The weekend forecast for the Western United States once again called for widespread extreme heat, after June was the hottest on record. Parts of Arizona, California and Nevada broiled last month on the heels of a heat wave that claimed hundreds of lives across the Pacific Northwest and Canada. We've collectively pushed our climate to a point where famously mild Portland, Oregon, experienced multiple days above 110 degrees last month. Is anywhere in the country safe from extreme heat? And is anywhere truly prepared for the consequences?
If those emissions continue to rise through the end of the century, simply walking outside for short periods of time during the summer could be dangerous or even deadly.
The events of the past few weeks have made it clear that, from north to south and east to west, we're all at the mercy of a climate crisis of our own making, and no place is immune or prepared. Our attention to extreme weather associated with climate change in the U.S. has often focused on geographically contained and destructive events like hurricanes and wildfires. But consistently rising temperatures are wreaking a new form of quieter, steadier havoc in the form of unbearable heat, which could alter daily life in myriad ways throughout the country.
In our 2019 study Killer Heat, my colleagues and I unfortunately found that, if we fail to reduce heat-trapping emissions by mid-century, the country will experience four times as many days with a heat index — or "feels like" temperature — above 105 degrees than we did at the end of the 20th century. And if those emissions continue to rise through the end of the century, simply walking outside for short periods of time during the summer could be dangerous or even deadly in broad swaths of the U.S.
Already, the heat this summer has disrupted daily life in countless ways in the Pacific Northwest, a climate so mild that many homes lack air conditioning and localities are unprepared for high temperatures. In Portland, the intense heat caused asphalt roads to buckle. In Seattle, light rail transit had to be slowed or canceled because rails can expand at high temperatures and overhead power lines can sag. Meanwhile, one of the city's community pools closed because the deck reached unsafe temperatures. Inland, Spokane, Washington, playgrounds were off-limits as their black rubber surfaces logged temperatures above 150 degrees. And thousands of Washington homes were left without power when they needed it most as utility companies struggled to meet heightened electricity demands.
And it’s not just the Pacific Northwest. For weeks, one part of the country or another has been under a heat advisory or an excessive heat warning, and the high temperatures are taking their toll. A weeklong heat wave in Maricopa County, Arizona, raised the county's heat-related death toll to a shocking 73 people before the end of June. In New England, few schools are air-conditioned, resulting in closures or early student dismissals when an early-June heat wave made classrooms unbearably hot.
Like other hardships in our society, the difficulties posed by extreme heat aren't shared equally among the population, with marginalized groups suffering more. More than half the people who died of heat-related causes in Maricopa County last year were unhoused. Those with substandard housing also suffer disproportionately. While there’s no data about which state and federal prisons lack air conditioning, every year we see reports of incarcerated people falling victim to heat-related illnesses or death.

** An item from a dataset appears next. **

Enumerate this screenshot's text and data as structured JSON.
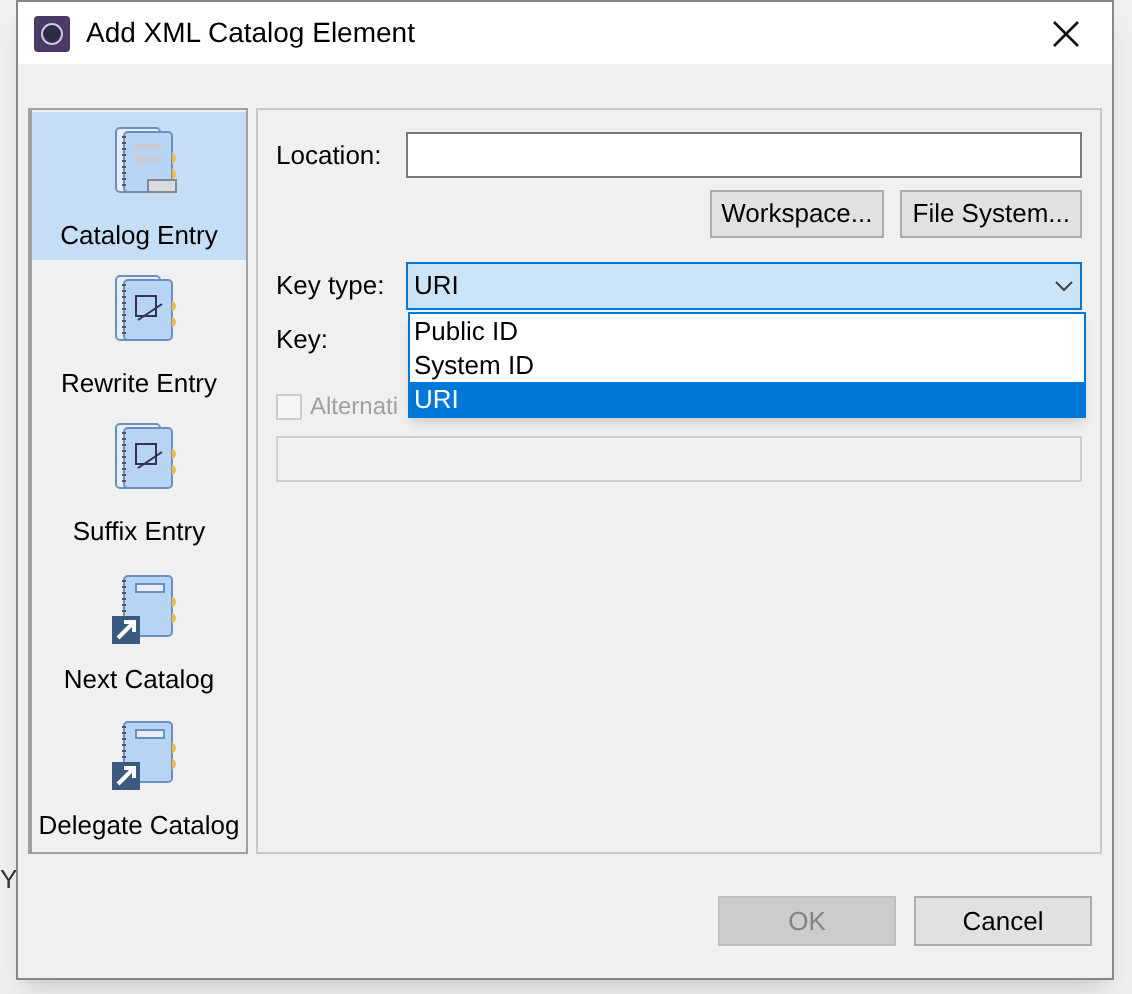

In urban areas, neighborhoods with lower-than-average incomes tend to be hotter. With a greater preponderance of heat-absorbing asphalt and concrete, these neighborhoods are left to bake while higher-income neighbors cool off with parks under the shade of trees. And these differences nearly always fall along racial lines. Chronic underinvestment has left many Black and brown people with nowhere to go to escape the heat even as they have less financial security to meet the challenge of the above-average electric bills that come with trying to stay cool at home.
Similarly, while many of us can hunker down in air-conditioned offices and bedrooms, those who work outdoors have no such luxury. Farmworkers, construction workers and countless others who keep our society functioning and fed have up to 35 times the risk of dying from heat as the general population. People of color are often disproportionately employed in such jobs and thus incur far more than their fair share of risk.
The Asunción Valdivia Heat Illness and Fatality Prevention Act, introduced recently in both the House and the Senate, could go a long way toward keeping such workers safe. This legislation would direct the Occupational Safety and Health Administration to set protective standards — such as mandating that employers provide adequate hydration, shade and rest breaks — for outdoor workers regularly exposed to heat.
But ultimately, nothing short of transformative changes in our society will blunt climate change's effects. From the way we get our energy to the cars we drive to the rights we afford our farmworkers, the time for half-measures is long past. To stave off the worst climate impacts — including limiting the number of days of extreme heat — the U.S. must make robust contributions to global climate action, including reducing its global warming emissions at least in half by the end of the decade and reaching net-zero emissions by 2050.
Such reductions in global emissions would set us on a path consistent with limiting future global warming to less than 2 degrees Celsius above pre-industrial temperatures. Compared to a scenario in which we let emissions continue to rise unchecked, aggressively reducing emissions now would result in half as many days of dangerous heat annually later this century.
The choices before us are clear: We can buckle down by demanding and providing incentives for the changes we so desperately need to keep our communities safe and livable. Or we can lie awake at night wondering when the heat is coming for us.